This is me asleep at my college graduation. The ceremony was 4 hours long and me and my best friend, Erin were really cracking ourselves up here. I would rest my eyes while she was on the look out and then she would take her turn. The two silliest and MOST FUN girls in the world and this picture proves it. By the way, as we took our diplomas on stage, Erin and I held hands and did an old fashion curtsey to the audience.
(Deep Breath...)I just woke up from an amazing nap on a lazy Saturday. I needed it. My eyes are still heavy and I feeling relaxed as Beethoven is softly playing in the distance. Sitting here I feel firm and together. I feel accomplished and happy. I am proud of the way I have chosen to get here. I have used honesty, self-control, discipline, and humility to reach this point.
Last night I was at a dear friend's house discussing all of life's challenges. People fail us all the time. We really can't figure out why things have to be so hard and painful all the time. We were sitting there happy that we had each other and happy that we were both doing so well in our own personal lives. We love our husbands, we love our children, we love the Lord and we love the gym. We have not always been able to say that all at once, and it feels good.
She mentioned that she loved my blog and I began explaining why I did it. I started this blog because I was desperate to lose weight. I needed to be open and honest with the public in order to pull myself out of denial. I needed accountability.
NO DIET WILL EVER WORK FOR YOU...until you are REALLY ready to lost the weight. You must get an accountability partner on your team. You must call them up and say, "I am tired of being fat, and I want you to know that I am going to change right now. Will you hold me accountable?" You must accept the truth about yourself and find the support you need.
In your childhood you have the love and support of your parents. In your marriage you have it from your spouse, if you are or were an athlete you had it from your coach...you get the picture. You need support if you are really going to do this.
Stop hiding from the truth. It is not a big deal. People want to help you. Do not be ashamed of your weight or your size.
When I was in high school, I would cut the size 14 tags out of my jeans so that no one would know. I was truly ashamed of my body. No wonder I couldn't lost the weight. I had no support from myself, much less anyone else.
I want to encourage you to start being a little kinder to yourself. Don't put yourself in the corner anymore (Yes,I mean like Baby from "Dirty Dancing"). There is no way you can shine from there.
I recently have learned this:
I am through hating myself and beating myself up.
I am good person and I have good intentions.

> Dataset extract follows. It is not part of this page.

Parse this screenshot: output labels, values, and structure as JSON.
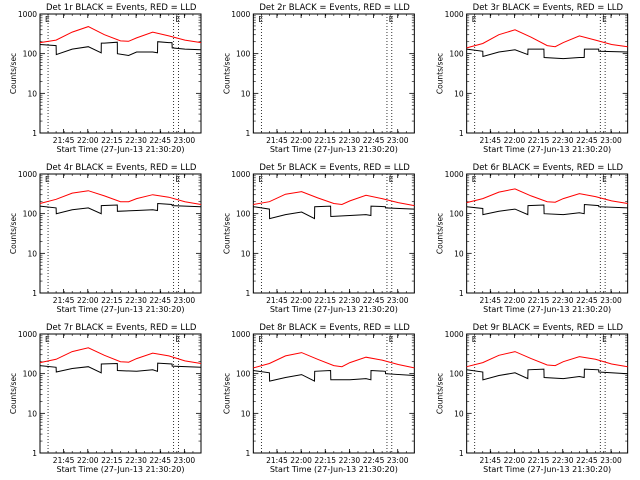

I love others, I love myself and above all I love the Lord.
I want to honor God with my words, my thoughts and my body.
We have all been raised hearing things like, "You should be ashamed of yourself". You may hear this ridiculous phrase after falling asleep at your college graduation, skipping class in high school to make out with your boyfriend, or stealing gum from the store when you were five.
Yep, and these are just 3 of the hundreds of things I have done to be ashamed of myself.
That was the past and you know what? I'm NOT ashamed of myself, I just need some good guidance and a treadmill. But thanks for the suggestion!
Try to be a better person by making better choices. This starts with the choices you make for YOURSELF. By taking care of yourself, everyone around you will benefit. Pray for integrity, wisdom and the understand of what God's love really is. He loves you just the way you are and you should not be ashamed of yourself. But, you should take better care of yourself. That's what I'm doing. Join me. The grass really is greener over here.